Spectroscopic analyses of panel materials highlighted that encapsulants and adhesives degraded more at lower altitudes, leading to localised corrosion and reduced electrical conductivity. The researchers also noted that older panels lacking UV stabilisers degraded more quickly than other panels.
Felipe Angel, who studies the chemical synthesis, manufacture and characterisation of optoelectronic devices at the Research Centre for Nanotechnology and Advanced Materials in Chile , believes the findings will cause researchers to adjust accelerated stressing tests in the lab. ‘And that’s particularly critical for the emerging technologies where the stability is not that high.’
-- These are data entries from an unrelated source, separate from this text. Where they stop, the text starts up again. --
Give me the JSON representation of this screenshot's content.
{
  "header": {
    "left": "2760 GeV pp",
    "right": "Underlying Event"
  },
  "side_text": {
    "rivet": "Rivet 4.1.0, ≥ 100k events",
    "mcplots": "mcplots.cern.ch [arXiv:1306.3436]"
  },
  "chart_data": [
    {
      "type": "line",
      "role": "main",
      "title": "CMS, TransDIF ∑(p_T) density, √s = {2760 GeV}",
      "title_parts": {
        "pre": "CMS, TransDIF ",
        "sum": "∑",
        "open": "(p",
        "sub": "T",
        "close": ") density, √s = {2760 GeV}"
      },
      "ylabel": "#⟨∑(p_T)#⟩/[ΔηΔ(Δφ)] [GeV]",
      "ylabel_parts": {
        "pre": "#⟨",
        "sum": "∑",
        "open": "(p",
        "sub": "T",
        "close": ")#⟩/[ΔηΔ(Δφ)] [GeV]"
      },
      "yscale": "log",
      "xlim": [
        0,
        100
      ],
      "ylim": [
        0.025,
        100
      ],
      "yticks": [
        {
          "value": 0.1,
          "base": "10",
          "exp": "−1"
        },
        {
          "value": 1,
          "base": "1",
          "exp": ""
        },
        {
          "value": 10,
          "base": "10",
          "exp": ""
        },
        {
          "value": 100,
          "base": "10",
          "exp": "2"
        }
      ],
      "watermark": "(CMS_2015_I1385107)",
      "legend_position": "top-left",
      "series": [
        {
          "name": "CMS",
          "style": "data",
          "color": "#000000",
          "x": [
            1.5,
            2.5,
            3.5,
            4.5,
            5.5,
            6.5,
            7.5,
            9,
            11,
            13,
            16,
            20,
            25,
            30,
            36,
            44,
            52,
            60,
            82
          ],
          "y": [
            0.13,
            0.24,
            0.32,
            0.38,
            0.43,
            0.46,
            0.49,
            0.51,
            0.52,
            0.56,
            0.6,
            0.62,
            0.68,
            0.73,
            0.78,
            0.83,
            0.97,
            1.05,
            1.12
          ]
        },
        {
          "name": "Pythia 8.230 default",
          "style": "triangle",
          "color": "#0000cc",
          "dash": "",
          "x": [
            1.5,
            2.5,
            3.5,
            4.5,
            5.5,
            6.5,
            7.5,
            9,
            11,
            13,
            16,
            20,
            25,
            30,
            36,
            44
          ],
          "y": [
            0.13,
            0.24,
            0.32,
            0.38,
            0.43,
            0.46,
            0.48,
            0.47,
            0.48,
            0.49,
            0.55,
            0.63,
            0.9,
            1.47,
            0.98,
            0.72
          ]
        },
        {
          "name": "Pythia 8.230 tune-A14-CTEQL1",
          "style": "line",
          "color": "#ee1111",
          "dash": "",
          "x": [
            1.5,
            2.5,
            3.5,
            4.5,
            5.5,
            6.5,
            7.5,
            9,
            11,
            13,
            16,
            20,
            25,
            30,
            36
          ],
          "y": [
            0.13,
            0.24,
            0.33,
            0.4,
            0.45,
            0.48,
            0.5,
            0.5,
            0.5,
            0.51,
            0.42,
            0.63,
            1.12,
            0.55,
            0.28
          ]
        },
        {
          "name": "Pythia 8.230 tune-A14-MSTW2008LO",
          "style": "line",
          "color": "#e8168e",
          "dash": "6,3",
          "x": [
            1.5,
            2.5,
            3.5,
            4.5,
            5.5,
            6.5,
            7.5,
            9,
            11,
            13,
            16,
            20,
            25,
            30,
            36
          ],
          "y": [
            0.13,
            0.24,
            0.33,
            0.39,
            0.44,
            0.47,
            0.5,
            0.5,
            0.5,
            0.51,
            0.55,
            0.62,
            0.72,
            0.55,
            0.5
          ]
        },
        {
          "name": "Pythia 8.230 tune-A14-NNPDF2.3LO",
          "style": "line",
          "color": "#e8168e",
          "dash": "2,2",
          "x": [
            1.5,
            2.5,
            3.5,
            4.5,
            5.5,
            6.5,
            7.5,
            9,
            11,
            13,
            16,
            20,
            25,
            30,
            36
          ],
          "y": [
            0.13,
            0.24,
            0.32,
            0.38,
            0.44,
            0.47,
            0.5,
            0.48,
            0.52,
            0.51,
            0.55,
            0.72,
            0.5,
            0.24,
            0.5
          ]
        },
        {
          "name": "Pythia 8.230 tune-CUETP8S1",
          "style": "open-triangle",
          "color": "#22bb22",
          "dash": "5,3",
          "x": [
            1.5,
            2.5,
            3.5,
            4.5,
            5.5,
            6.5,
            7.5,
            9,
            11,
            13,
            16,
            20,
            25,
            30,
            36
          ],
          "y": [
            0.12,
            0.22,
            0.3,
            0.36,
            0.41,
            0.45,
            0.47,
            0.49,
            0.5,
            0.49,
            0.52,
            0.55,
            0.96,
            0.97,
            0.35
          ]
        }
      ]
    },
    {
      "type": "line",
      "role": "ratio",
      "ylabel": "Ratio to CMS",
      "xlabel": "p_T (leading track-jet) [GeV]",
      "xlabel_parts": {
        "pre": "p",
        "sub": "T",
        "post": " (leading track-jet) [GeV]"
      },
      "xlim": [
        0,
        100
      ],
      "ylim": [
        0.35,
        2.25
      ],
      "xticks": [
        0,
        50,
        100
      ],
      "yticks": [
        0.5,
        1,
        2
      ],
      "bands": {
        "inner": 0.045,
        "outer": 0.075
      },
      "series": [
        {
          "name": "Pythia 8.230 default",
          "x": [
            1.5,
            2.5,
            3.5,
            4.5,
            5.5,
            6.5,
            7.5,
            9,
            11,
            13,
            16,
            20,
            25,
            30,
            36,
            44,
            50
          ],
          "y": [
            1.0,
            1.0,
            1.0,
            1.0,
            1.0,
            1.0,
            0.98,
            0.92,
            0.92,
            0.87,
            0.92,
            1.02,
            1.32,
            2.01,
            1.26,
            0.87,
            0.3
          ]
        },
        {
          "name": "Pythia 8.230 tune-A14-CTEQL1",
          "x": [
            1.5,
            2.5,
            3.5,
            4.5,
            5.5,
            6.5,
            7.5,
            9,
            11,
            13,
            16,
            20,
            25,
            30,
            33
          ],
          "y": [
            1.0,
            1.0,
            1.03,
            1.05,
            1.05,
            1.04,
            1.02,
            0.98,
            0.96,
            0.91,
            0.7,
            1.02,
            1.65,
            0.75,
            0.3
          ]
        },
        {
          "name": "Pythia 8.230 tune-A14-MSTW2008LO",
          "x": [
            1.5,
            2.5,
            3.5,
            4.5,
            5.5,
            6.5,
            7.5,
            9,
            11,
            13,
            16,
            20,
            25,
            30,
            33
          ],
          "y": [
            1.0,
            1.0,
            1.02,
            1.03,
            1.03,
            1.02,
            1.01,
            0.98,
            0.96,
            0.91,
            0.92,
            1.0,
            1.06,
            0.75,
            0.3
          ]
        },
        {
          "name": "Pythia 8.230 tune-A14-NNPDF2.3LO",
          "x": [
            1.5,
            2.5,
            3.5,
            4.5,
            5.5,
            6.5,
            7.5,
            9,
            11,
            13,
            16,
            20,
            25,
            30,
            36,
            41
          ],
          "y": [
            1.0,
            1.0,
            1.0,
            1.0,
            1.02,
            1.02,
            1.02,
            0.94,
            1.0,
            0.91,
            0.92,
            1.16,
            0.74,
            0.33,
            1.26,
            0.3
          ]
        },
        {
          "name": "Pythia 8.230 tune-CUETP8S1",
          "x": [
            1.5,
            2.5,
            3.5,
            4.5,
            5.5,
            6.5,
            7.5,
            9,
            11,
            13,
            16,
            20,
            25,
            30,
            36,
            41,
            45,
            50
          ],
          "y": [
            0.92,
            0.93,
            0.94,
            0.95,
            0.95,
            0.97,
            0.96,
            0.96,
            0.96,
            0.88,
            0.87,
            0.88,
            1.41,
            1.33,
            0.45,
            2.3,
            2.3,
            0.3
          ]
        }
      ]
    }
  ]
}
Modern photovoltaic systems often prioritise higher efficiencies and reduced costs, so use thinner and lower quality materials, but the team behind the study highlights that this strategy may compromise their long-term reliability. ‘The bill of materials – everything that goes into a panel – has a great influence on performance, even when made by the same company,’ adds Dirk Jordan, a photovoltaics expert at the National Renewable Energy Laboratory, US. ‘We can learn from these old panels to make future ones last, hopefully, as long.’